Cae la noche en barrio Bajo Pueyrredón y las sirenas de los móviles policiales se mezclan con el sonido de disparos. El tiroteo en plena siesta, entre vecinos y efectivos de la fuerza de seguridad, en medio de la muerte de Tomás Orihuela, que tiene a cinco uniformados bajo la lupa judicial, mantiene la zona bajo alta tensión.
Ver: Muerte de Tomás Orihuela: dos policías baleados en un tiroteo en Bajo Pueyrredón
Cerca de las cuatro de la tarde, un grupo de manifestantes cortó la ruta 19 y motivó un operativo con la presencia de Unidades Especiales y del ETER que terminó con dos uniformados baleados.
Entre detonaciones y corridas, a metros del CPC Pueyrredón, los dos agentes fueron trasladados hasta el Hospital de Urgencias. Ambos presentaban heridas en una de sus piernas: el sargento Raúl Rosales por un disparo de los manifestantes y un sargento de la división canes por una bala policial. Los dos se encuentran fuera de peligro y continuarán su tratamiento en el Policlínico Policial.

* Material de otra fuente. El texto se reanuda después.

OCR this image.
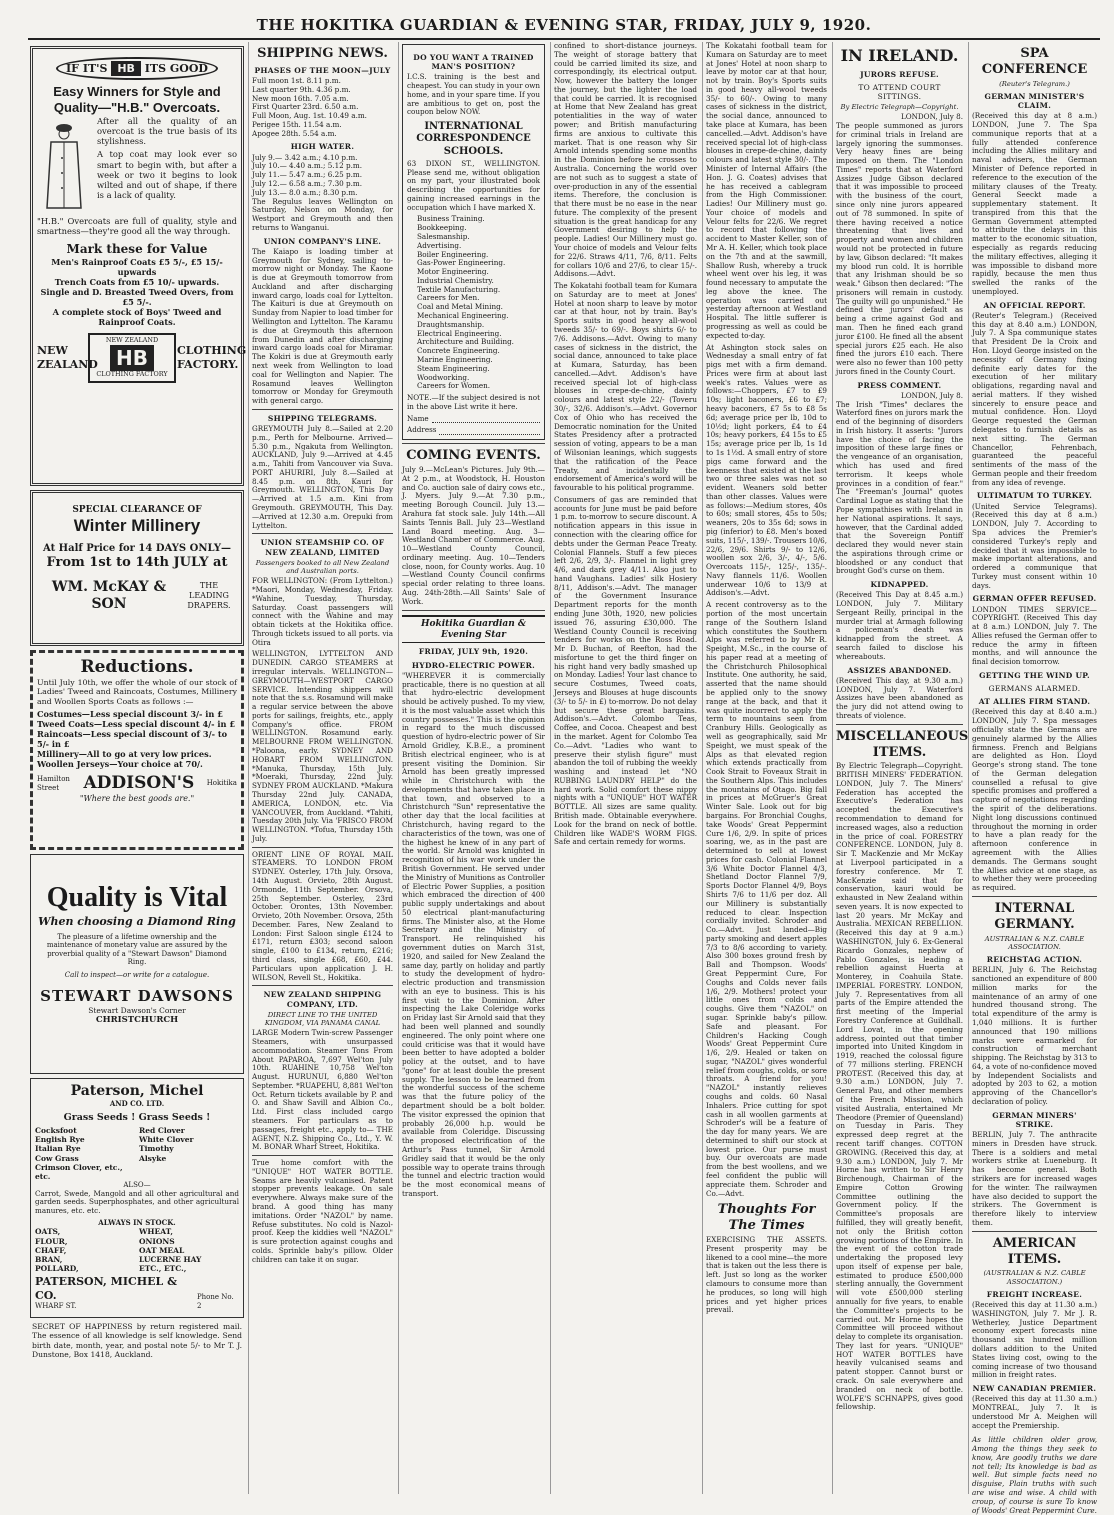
THE HOKITIKA GUARDIAN & EVENING STAR, FRIDAY, JULY 9, 1920.
IF IT'S HB ITS GOOD
Easy Winners for Style and Quality—"H.B." Overcoats.
After all the quality of an overcoat is the true basis of its stylishness.
A top coat may look ever so smart to begin with, but after a week or two it begins to look wilted and out of shape, if there is a lack of quality.
"H.B." Overcoats are full of quality, style and smartness—they're good all the way through.
Mark these for Value
Men's Rainproof Coats £5 5/-, £5 15/- upwards
Trench Coats from £5 10/- upwards.
Single and D. Breasted Tweed Overs, from £5 5/-.
A complete stock of Boys' Tweed and Rainproof Coats.
NEW ZEALAND
NEW ZEALAND
HB
CLOTHING FACTORY
CLOTHING FACTORY.
SPECIAL CLEARANCE OF
Winter Millinery
At Half Price for 14 DAYS ONLY—
From 1st to 14th JULY at
WM. McKAY & SON
THE LEADING DRAPERS.
Reductions.
Until July 10th, we offer the whole of our stock of Ladies' Tweed and Raincoats, Costumes, Millinery and Woollen Sports Coats as follows :—
Costumes—Less special discount 3/- in £
Tweed Coats—Less special discount 4/- in £
Raincoats—Less special discount of 3/- to 5/- in £
Millinery—All to go at very low prices.
Woollen Jerseys—Your choice at 70/.
Hamilton Street	ADDISON'S Hokitika
"Where the best goods are."
Quality is Vital
When choosing a Diamond Ring
The pleasure of a lifetime ownership and the maintenance of monetary value are assured by the proverbial quality of a "Stewart Dawson" Diamond Ring.
Call to inspect—or write for a catalogue.
STEWART DAWSONS
Stewart Dawson's Corner
CHRISTCHURCH
Paterson, Michel
AND CO. LTD.
Grass Seeds ! Grass Seeds !
Cocksfoot
English Rye
Italian Rye
Cow Grass
Crimson Clover, etc., etc.
Red Clover
White Clover
Timothy
Alsyke
ALSO—
Carrot, Swede, Mangold and all other agricultural and garden seeds. Superphosphates, and other agricultural manures, etc. etc.
ALWAYS IN STOCK.
OATS,
FLOUR,
CHAFF,
BRAN,
POLLARD,
WHEAT,
ONIONS
OAT MEAL
LUCERNE HAY
ETC., ETC.,
PATERSON, MICHEL & CO.
WHARF ST.
Phone No. 2
SECRET OF HAPPINESS by return registered mail. The essence of all knowledge is self knowledge. Send birth date, month, year, and postal note 5/- to Mr T. J. Dunstone, Box 1418, Auckland.
SHIPPING NEWS.
PHASES OF THE MOON—JULY
Full moon 1st. 8.11 p.m.
Last quarter 9th. 4.36 p.m.
New moon 16th. 7.05 a.m.
First Quarter 23rd. 6.50 a.m.
Full Moon, Aug. 1st. 10.49 a.m.
Perigee 15th. 11.54 a.m.
Apogee 28th. 5.54 a.m.
HIGH WATER.
July 9.— 3.42 a.m.; 4.10 p.m.
July 10.— 4.40 a.m.; 5.12 p.m.
July 11.— 5.47 a.m.; 6.25 p.m.
July 12.— 6.58 a.m.; 7.30 p.m.
July 13.— 8.0 a.m.; 8.30 p.m.
The Regulus leaves Wellington on Saturday, Nelson on Monday, for Westport and Greymouth and then returns to Wanganui.
UNION COMPANY'S LINE.
The Kaiapo is loading timber at Greymouth for Sydney, sailing to-morrow night or Monday. The Kaone is due at Greymouth tomorrow from Auckland and after discharging inward cargo, loads coal for Lyttelton. The Kaituri is due at Greymouth on Sunday from Napier to load timber for Wellington and Lyttelton. The Karamu is due at Greymouth this afternoon from Dunedin and after discharging inward cargo loads coal for Miramar. The Kokiri is due at Greymouth early next week from Wellington to load coal for Wellington and Napier. The Rosamund leaves Wellington tomorrow or Monday for Greymouth with general cargo.
SHIPPING TELEGRAMS.
GREYMOUTH July 8.—Sailed at 2.20 p.m., Perth for Melbourne. Arrived—5.30 p.m., Ngakuta from Wellington. AUCKLAND, July 9.—Arrived at 4.45 a.m., Tahiti from Vancouver via Suva. PORT AHURIRI, July 8.—Sailed at 8.45 p.m. on 8th, Kauri for Greymouth. WELLINGTON, This Day—Arrived at 1.5 a.m. Kini from Greymouth. GREYMOUTH, This Day.—Arrived at 12.30 a.m. Orepuki from Lyttelton.
UNION STEAMSHIP CO. OF NEW ZEALAND, LIMITED
Passengers booked to all New Zealand and Australian ports.
FOR WELLINGTON: (From Lyttelton.) *Maori, Monday, Wednesday, Friday. *Wahine, Tuesday, Thursday, Saturday. Coast passengers will connect with the Wahine and may obtain tickets at the Hokitika office. Through tickets issued to all ports. via Otira
WELLINGTON, LYTTELTON AND DUNEDIN. CARGO STEAMERS at irregular intervals. WELLINGTON—GREYMOUTH—WESTPORT CARGO SERVICE. Intending shippers will note that the s.s. Rosamund will make a regular service between the above ports for sailings, freights, etc., apply Company's office. FROM WELLINGTON. Rosamund early. MELBOURNE FROM WELLINGTON. *Paloona, early. SYDNEY AND HOBART FROM WELLINGTON. *Manuka, Thursday, 15th July. *Moeraki, Thursday, 22nd July. SYDNEY FROM AUCKLAND. *Makura Thursday 22nd July. CANADA, AMERICA, LONDON, etc. Via VANCOUVER, from Auckland. *Tahiti, Tuesday 20th July. Via 'FRISCO FROM WELLINGTON. *Tofua, Thursday 15th July.
ORIENT LINE OF ROYAL MAIL STEAMERS. TO LONDON FROM SYDNEY. Osterley, 17th July. Orsova, 14th August. Orvieto, 28th August. Ormonde, 11th September. Orsova, 25th September. Osterley, 23rd October. Orontes, 13th November. Orvieto, 20th November. Orsova, 25th December. Fares, New Zealand to London: First Saloon single £124 to £171, return £303; second saloon single, £100 to £134, return, £216; third class, single £68, £60, £44. Particulars upon application J. H. WILSON, Revell St., Hokitika.
NEW ZEALAND SHIPPING COMPANY, LTD.
DIRECT LINE TO THE UNITED KINGDOM, VIA PANAMA CANAL
LARGE Modern Twin-screw Passenger Steamers, with unsurpassed accommodation. Steamer Tons From About PAPAROA, 7,697 Wel'ton July 10th. RUAHINE 10,758 Wel'ton August. HURUNUI, 6,880 Wel'ton September. *RUAPEHU, 8,881 Wel'ton Oct. Return tickets available by P. and O. and Shaw Savill and Albion Co., Ltd. First class included cargo steamers. For particulars as to passages, freight etc., apply to— THE AGENT, N.Z. Shipping Co., Ltd., Y. W. M. BONAR Wharf Street, Hokitika.
True home comfort with the "UNIQUE" HOT WATER BOTTLE. Seams are heavily vulcanised. Patent stopper prevents leakage. On sale everywhere. Always make sure of the brand. A good thing has many imitations. Order "NAZOL" by name. Refuse substitutes. No cold is Nazol-proof. Keep the kiddies well "NAZOL" is sure protection against coughs and colds. Sprinkle baby's pillow. Older children can take it on sugar.
DO YOU WANT A TRAINED MAN'S POSITION?
I.C.S. training is the best and cheapest. You can study in your own home, and in your spare time. If you are ambitious to get on, post the coupon below NOW.
INTERNATIONAL CORRESPONDENCE SCHOOLS.
63 DIXON ST., WELLINGTON. Please send me, without obligation on my part, your illustrated book describing the opportunities for gaining increased earnings in the occupation which I have marked X.
Business Training.
Bookkeeping.
Salesmanship.
Advertising.
Boiler Engineering.
Gas-Power Engineering.
Motor Engineering.
Industrial Chemistry.
Textile Manufacturing.
Careers for Men.
Coal and Metal Mining.
Mechanical Engineering.
Draughtsmanship.
Electrical Engineering.
Architecture and Building.
Concrete Engineering.
Marine Engineering.
Steam Engineering.
Woodworking.
Careers for Women.
NOTE.—If the subject desired is not in the above List write it here.
Name
Address
COMING EVENTS.
July 9.—McLean's Pictures. July 9th.—At 2 p.m., at Woodstock, H. Houston and Co. auction sale of dairy cows etc., J. Myers. July 9.—At 7.30 p.m., meeting Borough Council. July 13.—Arahura fat stock sale. July 14th.—All Saints Tennis Ball. July 23—Westland Land Board meeting. Aug. 3—Westland Chamber of Commerce. Aug. 10—Westland County Council, ordinary meeting. Aug. 10—Tenders close, noon, for County works. Aug. 10—Westland County Council confirms special order relating to three loans. Aug. 24th-28th.—All Saints' Sale of Work.
Hokitika Guardian & Evening Star
FRIDAY, JULY 9th, 1920.
HYDRO-ELECTRIC POWER.
"WHEREVER it is commercially practicable, there is no question at all that hydro-electric development should be actively pushed. To my view, it is the most valuable asset which this country possesses." This is the opinion in regard to the much discussed question of hydro-electric power of Sir Arnold Gridley, K.B.E., a prominent British electrical engineer, who is at present visiting the Dominion. Sir Arnold has been greatly impressed while in Christchurch with the developments that have taken place in that town, and observed to a Christchurch "Sun" representative the other day that the local facilities at Christchurch, having regard to the characteristics of the town, was one of the highest he knew of in any part of the world. Sir Arnold was knighted in recognition of his war work under the British Government. He served under the Ministry of Munitions as Controller of Electric Power Supplies, a position which embraced the direction of 400 public supply undertakings and about 50 electrical plant-manufacturing firms. The Minister also, at the Home Secretary and the Ministry of Transport. He relinquished his government duties on March 31st, 1920, and sailed for New Zealand the same day, partly on holiday and partly to study the development of hydro-electric production and transmission with an eye to business. This is his first visit to the Dominion. After inspecting the Lake Coleridge works on Friday last Sir Arnold said that they had been well planned and soundly engineered. The only point where one could criticise was that it would have been better to have adopted a bolder policy at the outset, and to have "gone" for at least double the present supply. The lesson to be learned from the wonderful success of the scheme was that the future policy of the department should be a bolt bolder. The visitor expressed the opinion that probably 26,000 h.p. would be available from Coleridge. Discussing the proposed electrification of the Arthur's Pass tunnel, Sir Arnold Gridley said that it would be the only possible way to operate trains through the tunnel and electric traction would be the most economical means of transport.
confined to short-distance journeys. The weight of storage battery that could be carried limited its size, and correspondingly, its electrical output. Now, however the battery the longer the journey, but the lighter the load that could be carried. It is recognised at Home that New Zealand has great potentialities in the way of water power; and British manufacturing firms are anxious to cultivate this market. That is one reason why Sir Arnold intends spending some months in the Dominion before he crosses to Australia. Concerning the world over are not such as to suggest a state of over-production in any of the essential items. Therefore, the conclusion is that there must be no ease in the near future. The complexity of the present situation is the great handicap for any Government desiring to help the people. Ladies! Our Millinery must go. Your choice of models and Velour felts for 22/6. Straws 4/11, 7/6, 8/11. Felts for collars 10/6 and 27/6, to clear 15/-. Addisons.—Advt.
The Kokatahi football team for Kumara on Saturday are to meet at Jones' Hotel at noon sharp to leave by motor car at that hour, not by train. Bay's Sports suits in good heavy all-wool tweeds 35/- to 69/-. Boys shirts 6/- to 7/6. Addisons.—Advt. Owing to many cases of sickness in the district, the social dance, announced to take place at Kumara, Saturday, has been cancelled.—Advt. Addison's have received special lot of high-class blouses in crepe-de-chine, dainty colours and latest style 22/- (Toveru 30/-, 32/6. Addison's.—Advt. Governor Cox of Ohio who has received the Democratic nomination for the United States Presidency after a protracted session of voting, appears to be a man of Wilsonian leanings, which suggests that the ratification of the Peace Treaty, and incidentally the endorsement of America's word will be favourable to his political programme.
Consumers of gas are reminded that accounts for June must be paid before 1 p.m. to-morrow to secure discount. A notification appears in this issue in connection with the clearing office for debts under the German Peace Treaty. Colonial Flannels. Stuff a few pieces left 2/6, 2/9, 3/-. Flannel in light grey 4/6, and dark grey 4/11. Also just to hand Vaughans. Ladies' silk Hosiery 8/11, Addison's.—Advt. The manager of the Government Insurance Department reports for the month ending June 30th, 1920, new policies issued 76, assuring £30,000. The Westland County Council is receiving tenders for works on the Ross Road. Mr D. Buchan, of Reefton, had the misfortune to get the third finger on his right hand very badly smashed up on Monday. Ladies! Your last chance to secure Costumes, Tweed coats, Jerseys and Blouses at huge discounts (3/- to 5/- in £) to-morrow. Do not delay but secure these great bargains. Addison's.—Advt. Colombo Teas, Coffee, and Cocoa. Cheapest and best in the market. Agent for Colombo Tea Co.—Advt. "Ladies who want to preserve their stylish figure" must abandon the toil of rubbing the weekly washing and instead let "NO RUBBING LAUNDRY HELP" do the hard work. Solid comfort these nippy nights with a "UNIQUE" HOT WATER BOTTLE. All sizes are same quality. British made. Obtainable everywhere. Look for the brand on neck of bottle. Children like WADE'S WORM FIGS. Safe and certain remedy for worms.
The Kokatahi football team for Kumara on Saturday are to meet at Jones' Hotel at noon sharp to leave by motor car at that hour, not by train. Boy's Sports suits in good heavy all-wool tweeds 35/- to 60/-. Owing to many cases of sickness in the district, the social dance, announced to take place at Kumara, has been cancelled.—Advt. Addison's have received special lot of high-class blouses in crepe-de-chine, dainty colours and latest style 30/-. The Minister of Internal Affairs (the Hon. J. G. Coates) advises that he has received a cablegram from the High Commissioner. Ladies! Our Millinery must go. Your choice of models and Velour felts for 22/6. We regret to record that following the accident to Master Keller, son of Mr A. H. Keller, which took place on the 7th and at the sawmill, Shallow Rush, whereby a truck wheel went over his leg, it was found necessary to amputate the leg above the knee. The operation was carried out yesterday afternoon at Westland Hospital. The little sufferer is progressing as well as could be expected to-day.
At Ashington stock sales on Wednesday a small entry of fat pigs met with a firm demand. Prices were firm at about last week's rates. Values were as follows:—Choppers, £7 to £9 10s; light baconers, £6 to £7; heavy baconers, £7 5s to £8 5s 6d; average price per lb, 10d to 10½d; light porkers, £4 to £4 10s; heavy porkers, £4 15s to £5 15s; average price per lb, 1s 1d to 1s 1½d. A small entry of store pigs came forward and the keenness that existed at the last two or three sales was not so evident. Weaners sold better than other classes. Values were as follows:—Medium stores, 40s to 60s; small stores, 45s to 50s; weaners, 20s to 35s 6d; sows in pig (inferior) to £8. Men's boxed suits, 115/-, 139/-. Trousers 10/6, 22/6, 29/6. Shirts 9/- to 12/6, woollen sox 2/6, 3/-, 4/-, 5/6. Overcoats 115/-, 125/-, 135/-. Navy flannels 11/6. Woollen underwear 10/6 to 13/9 at Addison's.—Advt.
A recent controversy as to the portion of the most uncertain range of the Southern Island which constitutes the Southern Alps was referred to by Mr R. Speight, M.Sc., in the course of his paper read at a meeting of the Christchurch Philosophical Institute. One authority, he said, asserted that the name should be applied only to the snowy range at the back, and that it was quite incorrect to apply the term to mountains seen from Cranbury Hills. Geologically as well as geographically, said Mr Speight, we must speak of the Alps as that elevated region which extends practically from Cook Strait to Foveaux Strait in the Southern Alps. This includes the mountains of Otago. Big fall in prices at McGruer's Great Winter Sale. Look out for big bargains. For Bronchial Coughs, take Woods' Great Peppermint Cure 1/6, 2/9. In spite of prices soaring, we, as in the past are determined to sell at lowest prices for cash. Colonial Flannel 3/6 White Doctor Flannel 4/3, Shetland Doctor Flannel 7/9, Sports Doctor Flannel 4/9, Boys Shirts 7/6 to 11/6 per doz. All our Millinery is substantially reduced to clear. Inspection cordially invited. Schroder and Co.—Advt. Just landed—Big party smoking and desert apples 7/3 to 8/6 according to variety. Also 300 boxes ground fresh by Ball and Thompson. Woods' Great Peppermint Cure, For Coughs and Colds never fails 1/6, 2/9. Mothers! protect your little ones from colds and coughs. Give them "NAZOL" on sugar. Sprinkle baby's pillow. Safe and pleasant. For Children's Hacking Cough Woods' Great Peppermint Cure 1/6, 2/9. Healed or taken on sugar, "NAZOL" gives wonderful relief from coughs, colds, or sore throats. A friend for you! "NAZOL" instantly relieves coughs and colds. 60 Nasal Inhalers. Price cutting for spot cash in all woollen garments at Schroder's will be a feature of the day for many years. We are determined to shift our stock at lowest price. Our purse must buy. Our overcoats are made from the best woollens, and we feel confident the public will appreciate them. Schroder and Co.—Advt.
Thoughts For The Times
EXERCISING THE ASSETS. Present prosperity may be likened to a cool mine—the more that is taken out the less there is left. Just so long as the worker clamours to consume more than he produces, so long will high prices and yet higher prices prevail.
IN IRELAND.
JURORS REFUSE.
TO ATTEND COURT SITTINGS.
By Electric Telegraph—Copyright.
LONDON, July 8.
The people summoned as jurors for criminal trials in Ireland are largely ignoring the summonses. Very heavy fines are being imposed on them. The "London Times" reports that at Waterford Assizes Judge Gibson declared that it was impossible to proceed with the business of the court, since only nine jurors appeared out of 78 summoned. In spite of there having received a notice threatening that lives and property and women and children would not be protected in future by law, Gibson declared: "It makes my blood run cold. It is horrible that any Irishman should be so weak." Gibson then declared: "The prisoners will remain in custody. The guilty will go unpunished." He defined the jurors' default as being a crime against God and man. Then he fined each grand juror £100. He fined all the absent special jurors £25 each. He also fined the jurors £10 each. There were also no fewer than 100 petty jurors fined in the County Court.
PRESS COMMENT.
LONDON, July 8.
The Irish "Times" declares the Waterford fines on jurors mark the end of the beginning of disorders in Irish history. It asserts: "Jurors have the choice of facing the imposition of these large fines or the vengeance of an organisation, which has used and fired terrorism. It keeps whole provinces in a condition of fear." The "Freeman's Journal" quotes Cardinal Logue as stating that the Pope sympathises with Ireland in her National aspirations. It says, however, that the Cardinal added that the Sovereign Pontiff declared they would never stain the aspirations through crime or bloodshed or any conduct that brought God's curse on them.
KIDNAPPED.
(Received This Day at 8.45 a.m.) LONDON, July 7. Military Sergeant Reilly, principal in the murder trial at Armagh following a policeman's death was kidnapped from the street. A search failed to disclose his whereabouts.
ASSIZES ABANDONED.
(Received This day, at 9.30 a.m.) LONDON, July 7. Waterford Assizes have been abandoned as the jury did not attend owing to threats of violence.
MISCELLANEOUS ITEMS.
By Electric Telegraph—Copyright. BRITISH MINERS' FEDERATION. LONDON, July 7. The Miners' Federation has accepted the Executive's Federation has accepted the Executive's recommendation to demand for increased wages, also a reduction in the price of coal. FORESTRY CONFERENCE. LONDON, July 8. Sir T. MacKenzie and Mr McKay at Liverpool participated in a forestry conference. Mr T. MacKenzie said that for conservation, kauri would be exhausted in New Zealand within seven years. It is now expected to last 20 years. Mr McKay and Australia. MEXICAN REBELLION. (Received this day at 9 a.m.) WASHINGTON, July 6. Ex-General Ricardo Gonzales, nephew of Pablo Gonzales, is leading a rebellion against Huerta at Monterey, in Coahuila State. IMPERIAL FORESTRY. LONDON, July 7. Representatives from all parts of the Empire attended the first meeting of the Imperial Forestry Conference at Guildhall. Lord Lovat, in the opening address, pointed out that timber imported into United Kingdom in 1919, reached the colossal figure of 77 millions sterling. FRENCH PROTEST. (Received this day, at 9.30 a.m.) LONDON, July 7. General Pau, and other members of the French Mission, which visited Australia, entertained Mr Theodore (Premier of Queensland) on Tuesday in Paris. They expressed deep regret at the recent tariff changes. COTTON GROWING. (Received this day, at 9.30 a.m.) LONDON, July 7. Mr Horne has written to Sir Henry Birchenough, Chairman of the Empire Cotton Growing Committee outlining the Government policy. If the Committee's proposals are fulfilled, they will greatly benefit, not only the British cotton growing portions of the Empire. In the event of the cotton trade undertaking the proposed levy upon itself of expense per bale, estimated to produce £500,000 sterling annually, the Government will vote £500,000 sterling annually for five years, to enable the Committee's projects to be carried out. Mr Horne hopes the Committee will proceed without delay to complete its organisation. They last for years. "UNIQUE" HOT WATER BOTTLES have heavily vulcanised seams and patent stopper. Cannot burst or crack. On sale everywhere and branded on neck of bottle. WOLFE'S SCHNAPPS, gives good fellowship.
SPA CONFERENCE
(Reuter's Telegram.)
GERMAN MINISTER'S CLAIM.
(Received this day at 8 a.m.) LONDON, June 7. The Spa communique reports that at a fully attended conference including the Allies military and naval advisers, the German Minister of Defence reported in reference to the execution of the military clauses of the Treaty. General Seeckt made a supplementary statement. It transpired from this that the German Government attempted to attribute the delays in this matter to the economic situation, especially as regards reducing the military effectives, alleging it was impossible to disband more rapidly, because the men thus swelled the ranks of the unemployed.
AN OFFICIAL REPORT.
(Reuter's Telegram.) (Received this day at 8.40 a.m.) LONDON, July 7. A Spa communique states that President De la Croix and Hon. Lloyd George insisted on the necessity of Germany fixing definite early dates for the execution of her military obligations, regarding naval and aerial matters. If they wished sincerely to ensure peace and mutual confidence. Hon. Lloyd George requested the German delegates to furnish details as next sitting. The German Chancellor, Fehrenbach, guaranteed the peaceful sentiments of the mass of the German people and their freedom from any idea of revenge.
ULTIMATUM TO TURKEY.
(United Service Telegrams). (Received this day at 8 a.m.) LONDON, July 7. According to Spa advices the Premier's considered Turkey's reply and decided that it was impossible to make important alterations, and ordered a communique that Turkey must consent within 10 days.
GERMAN OFFER REFUSED.
LONDON TIMES SERVICE—COPYRIGHT. (Received This day at 8 a.m.) LONDON, July 7. The Allies refused the German offer to reduce the army in fifteen months, and will announce the final decision tomorrow.
GETTING THE WIND UP.
GERMANS ALARMED.
AT ALLIES FIRM STAND.
(Received this day at 8.40 a.m.) LONDON, July 7. Spa messages officially state the Germans are genuinely alarmed by the Allies firmness. French and Belgians are delighted as Hon. Lloyd George's strong stand. The tone of the German delegation counselled a refusal to give specific promises and proffered a capture of negotiations regarding the spirit of the deliberations. Night long discussions continued throughout the morning in order to have a plan ready for the afternoon conference in agreement with the Allies demands. The Germans sought the Allies advice at one stage, as to whether they were proceeding as required.
INTERNAL GERMANY.
AUSTRALIAN & N.Z. CABLE ASSOCIATION.
REICHSTAG ACTION.
BERLIN, July 6. The Reichstag sanctioned an expenditure of 800 million marks for the maintenance of an army of one hundred thousand strong. The total expenditure of the army is 1,040 millions. It is further announced that 190 millions marks were earmarked for construction of merchant shipping. The Reichstag by 313 to 64, a vote of no-confidence moved by Independent Socialists and adopted by 203 to 62, a motion approving of the Chancellor's declaration of policy.
GERMAN MINERS' STRIKE.
BERLIN, July 7. The anthracite miners in Dresden have struck. There is a soldiers and metal workers strike at Lueneburg. It has become general. Both strikers are for increased wages for the winter. The railwaymen have also decided to support the strikers. The Government is therefore likely to interview them.
AMERICAN ITEMS.
(AUSTRALIAN & N.Z. CABLE ASSOCIATION.)
FREIGHT INCREASE.
(Received this day at 11.30 a.m.) WASHINGTON, July 7. Mr J. R. Wetherley, Justice Department economy expert forecasts nine thousand six hundred million dollars addition to the United States living cost, owing to the coming increase of two thousand million in freight rates.
NEW CANADIAN PREMIER.
(Received this day at 11.30 a.m.) MONTREAL, July 7. It is understood Mr A. Meighen will accept the Premiership.
As little children older grow, Among the things they seek to know, Are goodly truths we dare not tell; Its knowledge is bad as well. But simple facts need no disguise, Plain truths with such are wise and wise. A child with croup, of course is sure To know of Woods' Great Peppermint Cure.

"Seguimos con tensión en el lugar, por eso les pido a la gente del barrio que tranquilicen los ánimos, estos hechos de violencia van a generar más violencia y nosotros lo que tenemos que lograr es apaciguar; con la Policía de Córdoba vamos a devolver el orden público", dijo el ministro de Seguridad, Juan Pablo Quinteros, en diálogo con Canal 10.
El funcionario dijo que en los últimos tres días se acumulan más de seis detenciones. "Desde el barrio están disparando con armas de fuego", afirmó Quinteros al justificar el corte de tránsito en la zona.
Por otra parte, la familia de Tomás Orihuela negó su participación en el corte de ruta y el posterior tiroteo.
"Terminamos de velar a Tomás, nos bañamos y nos fuimos todos al estudio de la abogada por lo que se está investigando de mi hermano. No somos nosotros", afirmó una de las hermanas del joven de 19, fallecido el martes.
La investigación en torno a la muerte de Tomás Orihuela se encuentra bajo la órbita del fiscal Andrés Godo y con cinco policías en situación pasiva.